To overcome this drawback, other processes have contemplated, during each treatment cycle, using a partially or completely submerged treatment bed comprised of granular support materials of a volumic mass greater than that of the water to be treated. These processes permit, in effect because of an increase in the residence time of the water to be treated, achieving a much more efficient biological purification than when the bed is completely emersed. Under these conditions, the retention of materials in suspension is favored but it leads to a clogging of the granular bed which is appropriate to control.
The cleaning cycles for the processes described above necessitate loosening or unpacking the granular bed by means of an air/water mixture in order to obtain a fluidization of this bed which is generally obtained by means of air, in order to conserve water, the water then being used for carrying off and recovering the sediment. The cleaning thus consists of loosening the granular bed by means of air, then evacuating the sediment by means of a continuous flow of water.

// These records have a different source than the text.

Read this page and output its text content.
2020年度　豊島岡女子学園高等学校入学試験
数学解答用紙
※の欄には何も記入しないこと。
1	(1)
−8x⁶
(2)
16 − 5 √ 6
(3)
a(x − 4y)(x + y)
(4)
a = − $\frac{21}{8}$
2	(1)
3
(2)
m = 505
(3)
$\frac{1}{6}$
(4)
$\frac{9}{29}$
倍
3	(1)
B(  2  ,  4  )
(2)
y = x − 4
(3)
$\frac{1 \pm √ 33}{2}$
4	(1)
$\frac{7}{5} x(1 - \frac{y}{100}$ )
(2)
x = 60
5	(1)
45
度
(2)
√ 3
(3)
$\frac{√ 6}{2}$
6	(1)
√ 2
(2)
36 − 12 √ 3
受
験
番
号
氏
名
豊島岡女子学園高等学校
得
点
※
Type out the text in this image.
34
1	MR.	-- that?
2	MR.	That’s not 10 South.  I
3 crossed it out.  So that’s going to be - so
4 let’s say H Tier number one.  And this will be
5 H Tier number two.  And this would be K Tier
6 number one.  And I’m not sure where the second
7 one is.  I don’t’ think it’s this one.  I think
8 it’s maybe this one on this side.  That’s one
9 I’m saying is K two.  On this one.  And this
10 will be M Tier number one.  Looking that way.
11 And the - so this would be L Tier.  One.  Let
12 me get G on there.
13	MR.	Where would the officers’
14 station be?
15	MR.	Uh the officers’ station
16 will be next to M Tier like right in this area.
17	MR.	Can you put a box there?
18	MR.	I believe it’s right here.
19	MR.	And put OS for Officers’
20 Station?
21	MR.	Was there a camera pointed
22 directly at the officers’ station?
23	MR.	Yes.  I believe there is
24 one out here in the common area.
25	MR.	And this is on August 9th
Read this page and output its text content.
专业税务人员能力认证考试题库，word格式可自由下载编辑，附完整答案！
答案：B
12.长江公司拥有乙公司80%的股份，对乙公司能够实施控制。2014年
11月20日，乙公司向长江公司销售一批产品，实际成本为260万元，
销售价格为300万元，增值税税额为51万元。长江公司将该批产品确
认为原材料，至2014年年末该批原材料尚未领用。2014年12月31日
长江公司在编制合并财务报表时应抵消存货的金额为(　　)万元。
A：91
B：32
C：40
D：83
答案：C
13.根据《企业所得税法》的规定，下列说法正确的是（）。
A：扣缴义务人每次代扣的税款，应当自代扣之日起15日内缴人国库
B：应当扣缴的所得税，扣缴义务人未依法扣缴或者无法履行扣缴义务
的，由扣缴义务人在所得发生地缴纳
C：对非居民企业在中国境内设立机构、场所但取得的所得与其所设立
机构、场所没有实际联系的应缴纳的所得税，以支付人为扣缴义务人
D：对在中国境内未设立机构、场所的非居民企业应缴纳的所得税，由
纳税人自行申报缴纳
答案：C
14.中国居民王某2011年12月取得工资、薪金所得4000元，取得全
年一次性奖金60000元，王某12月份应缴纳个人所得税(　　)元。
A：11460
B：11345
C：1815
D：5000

The drawback of such a cleaning process resides in the fact that it requires a relatively significant water consumption which, in practice, turns out to correspond to a volume equal to several times the volume of the reactor, being able to represent up to 10% of the volume of water treated.
Another treatment technique has consisted in carrying out a filtration and a biological purification by means of a immersed floating granular bed, blocked on its upper portion by a grill, and comprised of support materials of a volumic mass much lower than that of the water, through which the water is caused to circulate in a rising or descending flow. According to this process, the cleaning of the granular bed is achieved according to the principle of a hydraulic flushing which permits an important saving of water with respect to the processes described above, while favoring an expansion of the support materials. However, such a cleaning often appears to be incapable of creating an adequate release of the sediment from the support materials, particularly during treatment of used water by a fixed culture, which frequently leads to an overall diminution of the effectiveness of the reactor.
The present invention seeks to overcome these aforementioned drawbacks of known processes, and has as its primary object to provide a process for the treatment of water in which the cleaning operations of the granular bed are optimized, that is requiring a very low volume of wash water, and leading to an effective unclogging of the granular bed, followed by a complete gravity separation of the sediment from the mixed liquor and the support materials thus permitting a complete evacuation of the sediment by a simple draining.
Another object of the invention is to provide a process permitting optimizing the retention of material in suspension and the oxidation of the soluble pollutants.